171
gears
7y

So they were having trouble with the server always being slow and maxed to 100%, so the boss told me when wait times were hitting 5+mins due to server trying to catch up, he complained at me, said if I could get the wait time to 30sec to instant he would raise my pay to 90k a year, then walked away after I agreed, I was quite serious but I don't think he thought I was, so I decided to look over the system, IDK who but they put all the calculations and processing server-side for the CA's on floor then sent the completed view to the CA, so I spent months recreating the entire system except the server only pulled the data needed then the new client would do all the processing on their computer since they weren't doing anything anyways, I did a practice run today as its one of our peak days, wait times went to barely 5secs or "instant" according to CA's, I walked into the office, slapped that hourly report down after just two hours and showed the massive increase in employees production times.

That look on his face...
That look on my face...
That look on my next check...

Bliss

Comments
  • 10
    Incredible. Great work!
  • 6
    In which currency?

    Great job!
  • 12
    American. $
  • 1
    @Pelle i had the same question!
  • 1
    Tay only two more ++ till 20 :)
  • 0
    Good work
  • 0
    Nice!
    Reminds me of something my dad has been talking about recently- except that the devs dropped the DB.
  • 0
    What was your previous?

    I guess I'm kind of the same... I'm like the only guy that writes apps to solve problems and reduce repetitive work... Everyone else just uses manual brute force.... ineffective brute force.

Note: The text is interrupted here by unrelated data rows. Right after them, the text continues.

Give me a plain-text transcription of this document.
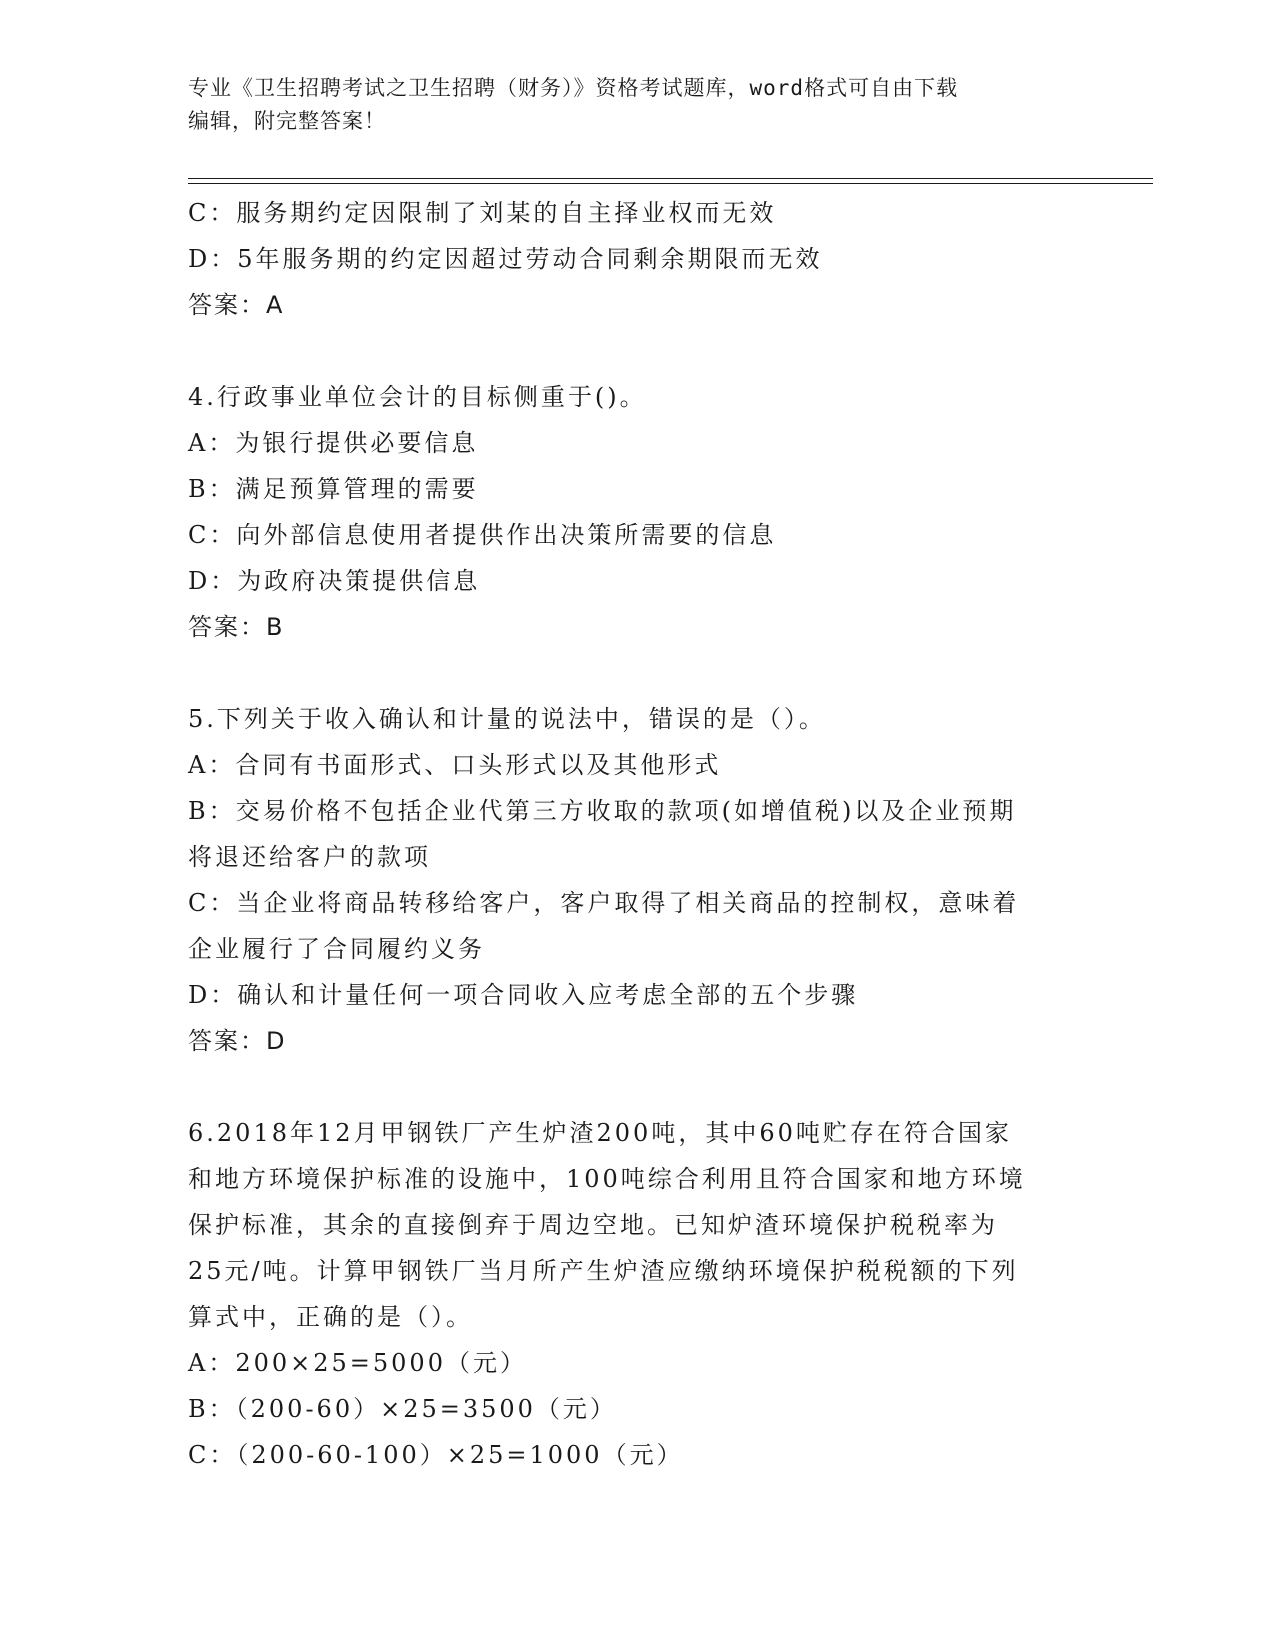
专业《卫生招聘考试之卫生招聘（财务）》资格考试题库，word格式可自由下载
编辑，附完整答案！
C：服务期约定因限制了刘某的自主择业权而无效
D：5年服务期的约定因超过劳动合同剩余期限而无效
答案：A
4.行政事业单位会计的目标侧重于()。
A：为银行提供必要信息
B：满足预算管理的需要
C：向外部信息使用者提供作出决策所需要的信息
D：为政府决策提供信息
答案：B
5.下列关于收入确认和计量的说法中，错误的是（）。
A：合同有书面形式、口头形式以及其他形式
B：交易价格不包括企业代第三方收取的款项(如增值税)以及企业预期
将退还给客户的款项
C：当企业将商品转移给客户，客户取得了相关商品的控制权，意味着
企业履行了合同履约义务
D：确认和计量任何一项合同收入应考虑全部的五个步骤
答案：D
6.2018年12月甲钢铁厂产生炉渣200吨，其中60吨贮存在符合国家
和地方环境保护标准的设施中，100吨综合利用且符合国家和地方环境
保护标准，其余的直接倒弃于周边空地。已知炉渣环境保护税税率为
25元/吨。计算甲钢铁厂当月所产生炉渣应缴纳环境保护税税额的下列
算式中，正确的是（）。
A：200×25=5000（元）
B：（200-60）×25=3500（元）
C：（200-60-100）×25=1000（元）
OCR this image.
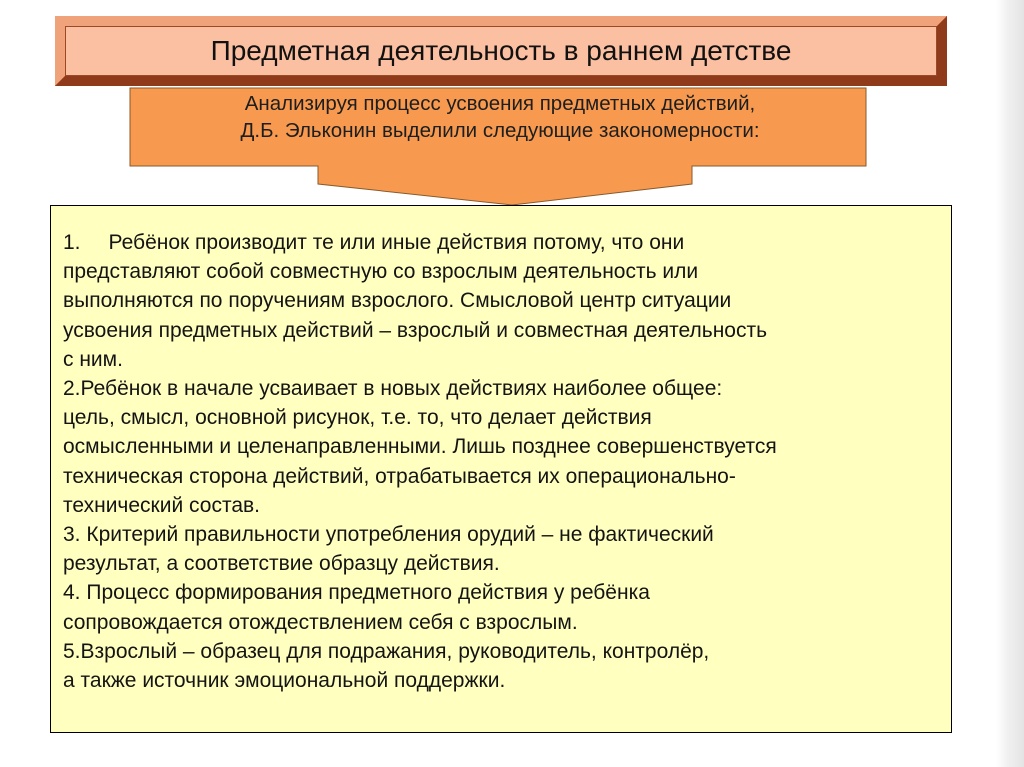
Предметная деятельность в раннем детстве
Анализируя процесс усвоения предметных действий,
Д.Б. Эльконин выделили следующие закономерности:
1. Ребёнок производит те или иные действия потому, что они
представляют собой совместную со взрослым деятельность или
выполняются по поручениям взрослого. Смысловой центр ситуации
усвоения предметных действий – взрослый и совместная деятельность
с ним.
2.Ребёнок в начале усваивает в новых действиях наиболее общее:
цель, смысл, основной рисунок, т.е. то, что делает действия
осмысленными и целенаправленными. Лишь позднее совершенствуется
техническая сторона действий, отрабатывается их операционально-
технический состав.
3. Критерий правильности употребления орудий – не фактический
результат, а соответствие образцу действия.
4. Процесс формирования предметного действия у ребёнка
сопровождается отождествлением себя с взрослым.
5.Взрослый – образец для подражания, руководитель, контролёр,
а также источник эмоциональной поддержки.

    i.e. I can analyze and diagnose issues for systems by parsing logs, maybe 5 mins max. They use grep and can't find anything....
  • 7
    To be honest, I wasn't supposed to put into production my test server, but theirs no way I was going to wait 6+ months for off site testing, approval by the upper dbags that take even more time by having "expert opinions" look over my code and then, just maybe, get to test it on a small team for a short time on a slow day. I knew if I wanted to prove myself I had to ignore the normal channels and methods to get new apps approved and push my system live to the whole company to prove my ability and point in how operations were done. But trust me I was sweating bullets those two hours in live because if I missed a bug, ducked up a view or changed the design aspect even a little to much, I most likely would have gotten fire on spot :0
  • 0
    @gears wow ballsy. Good for you for pulling it off!